13.32. Gaston Paris : a great French philologist and editor of old French texts, who died in 1903.
Les Trois Aveugles de Compiègne
15.1. Compiègne : a town of what is now the dept. of Oise, on the river of that name ; it was there that Joan of Arc was captured in 1430.
15.3. Senlis : also in the dept. of Oise ; the town contains many buildings of antiquarian interest.
15.5. Clerc : clerk in holy orders.
15.10. Qui ne voient goutte : this expression is the only one still in use, in which is still to be found the old negative form ne… goutte, lit.‘not a drop.’ Similarly, ne… pas, ne… point, ne… mie originally meant ‘not a step’, ‘not a point’, ‘not a crumb.’
15.16. Un écu : a gold or silver coin, so called because it bore the écu, i.e. the escutcheon or arms of France.
16.25. Soissons : a town now in the dept. of Aisne, and on the river of that name. It played a prominent part in French history, and was already an important place when Cæsar invaded Gaul.
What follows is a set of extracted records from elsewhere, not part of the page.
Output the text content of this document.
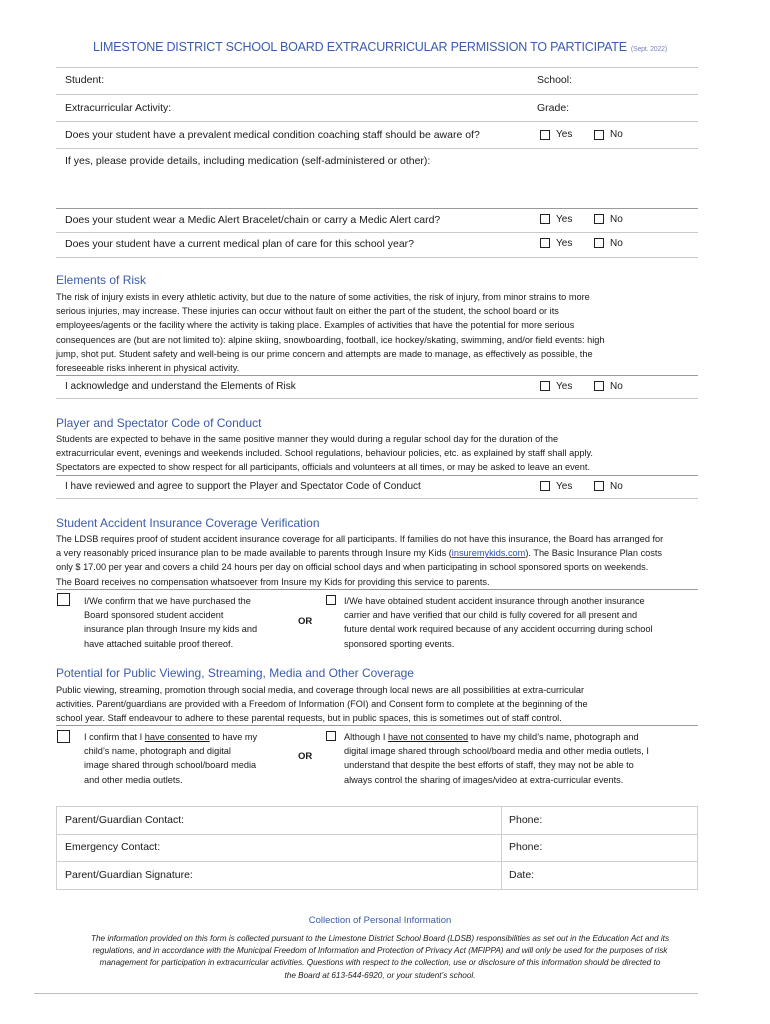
LIMESTONE DISTRICT SCHOOL BOARD EXTRACURRICULAR PERMISSION TO PARTICIPATE (Sept. 2022)
Student:	School:
Extracurricular Activity:	Grade:
Does your student have a prevalent medical condition coaching staff should be aware of?	Yes	No
If yes, please provide details, including medication (self-administered or other):
Does your student wear a Medic Alert Bracelet/chain or carry a Medic Alert card?	Yes	No
Does your student have a current medical plan of care for this school year?	Yes	No
Elements of Risk
The risk of injury exists in every athletic activity, but due to the nature of some activities, the risk of injury, from minor strains to more
serious injuries, may increase. These injuries can occur without fault on either the part of the student, the school board or its
employees/agents or the facility where the activity is taking place. Examples of activities that have the potential for more serious
consequences are (but are not limited to): alpine skiing, snowboarding, football, ice hockey/skating, swimming, and/or field events: high
jump, shot put. Student safety and well-being is our prime concern and attempts are made to manage, as effectively as possible, the
foreseeable risks inherent in physical activity.
I acknowledge and understand the Elements of Risk	Yes	No
Player and Spectator Code of Conduct
Students are expected to behave in the same positive manner they would during a regular school day for the duration of the
extracurricular event, evenings and weekends included. School regulations, behaviour policies, etc. as explained by staff shall apply.
Spectators are expected to show respect for all participants, officials and volunteers at all times, or may be asked to leave an event.
I have reviewed and agree to support the Player and Spectator Code of Conduct	Yes	No
Student Accident Insurance Coverage Verification
The LDSB requires proof of student accident insurance coverage for all participants. If families do not have this insurance, the Board has arranged for
a very reasonably priced insurance plan to be made available to parents through Insure my Kids (insuremykids.com). The Basic Insurance Plan costs
only $ 17.00 per year and covers a child 24 hours per day on official school days and when participating in school sponsored sports on weekends.
The Board receives no compensation whatsoever from Insure my Kids for providing this service to parents.
I/We confirm that we have purchased the
Board sponsored student accident
insurance plan through Insure my kids and
have attached suitable proof thereof.
OR
I/We have obtained student accident insurance through another insurance
carrier and have verified that our child is fully covered for all present and
future dental work required because of any accident occurring during school
sponsored sporting events.
Potential for Public Viewing, Streaming, Media and Other Coverage
Public viewing, streaming, promotion through social media, and coverage through local news are all possibilities at extra-curricular
activities. Parent/guardians are provided with a Freedom of Information (FOI) and Consent form to complete at the beginning of the
school year. Staff endeavour to adhere to these parental requests, but in public spaces, this is sometimes out of staff control.
I confirm that I have consented to have my
child’s name, photograph and digital
image shared through school/board media
and other media outlets.
OR
Although I have not consented to have my child’s name, photograph and
digital image shared through school/board media and other media outlets, I
understand that despite the best efforts of staff, they may not be able to
always control the sharing of images/video at extra-curricular events.
Parent/Guardian Contact:	Phone:
Emergency Contact:	Phone:
Parent/Guardian Signature:	Date:
Collection of Personal Information
The information provided on this form is collected pursuant to the Limestone District School Board (LDSB) responsibilities as set out in the Education Act and its
regulations, and in accordance with the Municipal Freedom of Information and Protection of Privacy Act (MFIPPA) and will only be used for the purposes of risk
management for participation in extracurricular activities. Questions with respect to the collection, use or disclosure of this information should be directed to
the Board at 613-544-6920, or your student’s school.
Auxerre [ɔseːr] : chief town of the dept. of Yonne, and on the river of that name ; its wines are well known.

18.6. Dix sous : the sou has always been a small copper coin, the twentieth part of the silver livre (now franc) ; its purchasing power was, of course, much greater in the Middle Ages than to-day, and it was divided into either twelve or fifteen deniers. The écu which the beggars had received was probably a silver écu equal to three livres or sixty sous, the purchasing power of which may be estimated from the fact that the whole entertainment of the three men amounted only to ten sous !
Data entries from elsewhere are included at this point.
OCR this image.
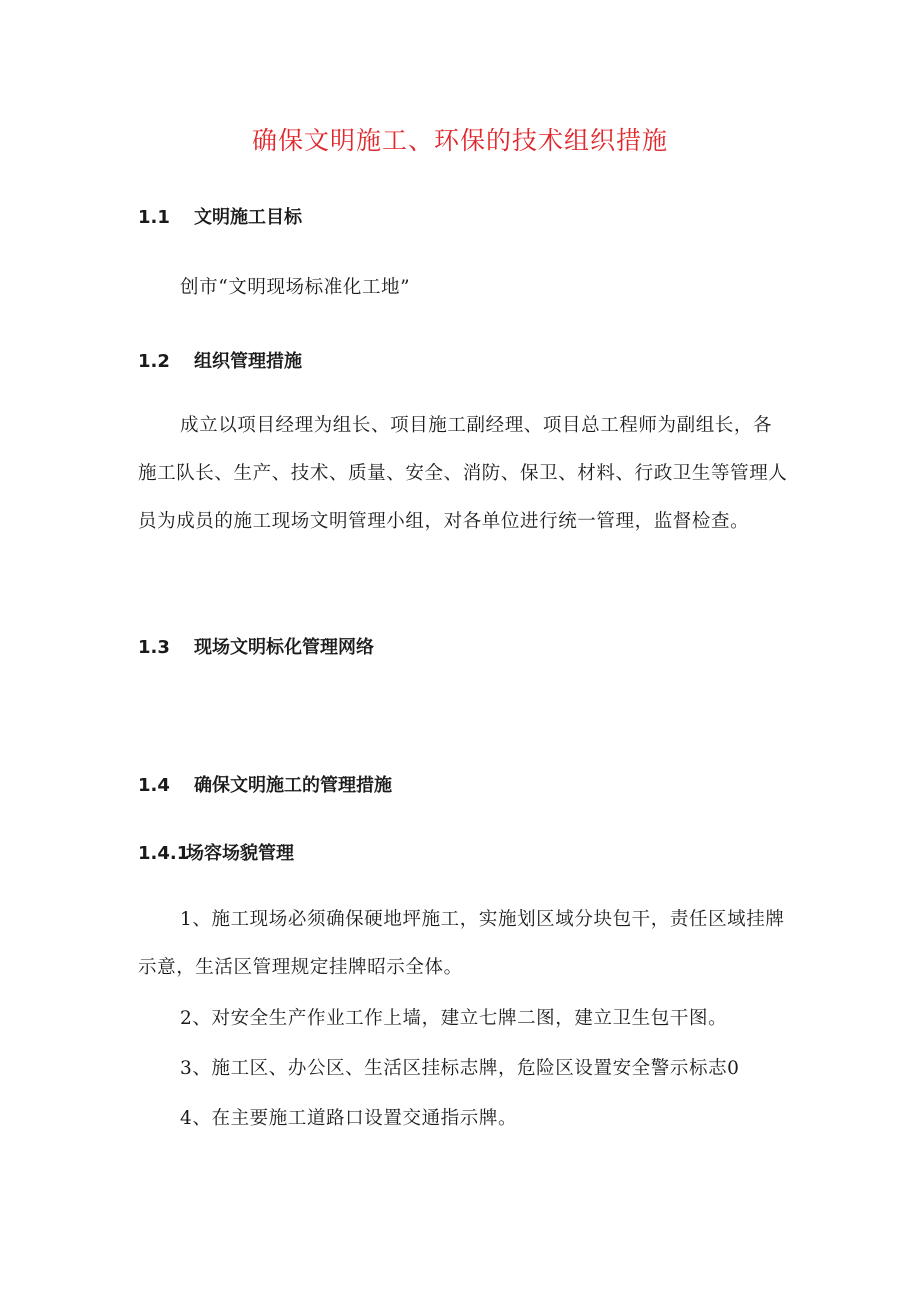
确保文明施工、环保的技术组织措施
1.1 文明施工目标
创市“文明现场标准化工地”
1.2 组织管理措施
成立以项目经理为组长、项目施工副经理、项目总工程师为副组长，各施工队长、生产、技术、质量、安全、消防、保卫、材料、行政卫生等管理人员为成员的施工现场文明管理小组，对各单位进行统一管理，监督检查。
1.3 现场文明标化管理网络
1.4 确保文明施工的管理措施
1.4.1场容场貌管理
1、施工现场必须确保硬地坪施工，实施划区域分块包干，责任区域挂牌示意，生活区管理规定挂牌昭示全体。
2、对安全生产作业工作上墙，建立七牌二图，建立卫生包干图。
3、施工区、办公区、生活区挂标志牌，危险区设置安全警示标志0
4、在主要施工道路口设置交通指示牌。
C’était là le moment : c’est là, before a noun, is equivalent to, and replaces, cela est.

18.24. Riait… à se pâmer : lit.‘was laughing to the point of swooning’, i.e.‘was dying of laughter’. Notice this use of à, and compare : elle était laide à faire peur ; il fait un vent à tout casser ; pleurer à cœur fendre, etc.
19.1. Ces bonnes gens : give the rule for this use of the feminine adjective.
19.8. Beau sire : beau is thus used in old French, and repeatedly in this text, as a mere word of courtesy, which may be left untranslated.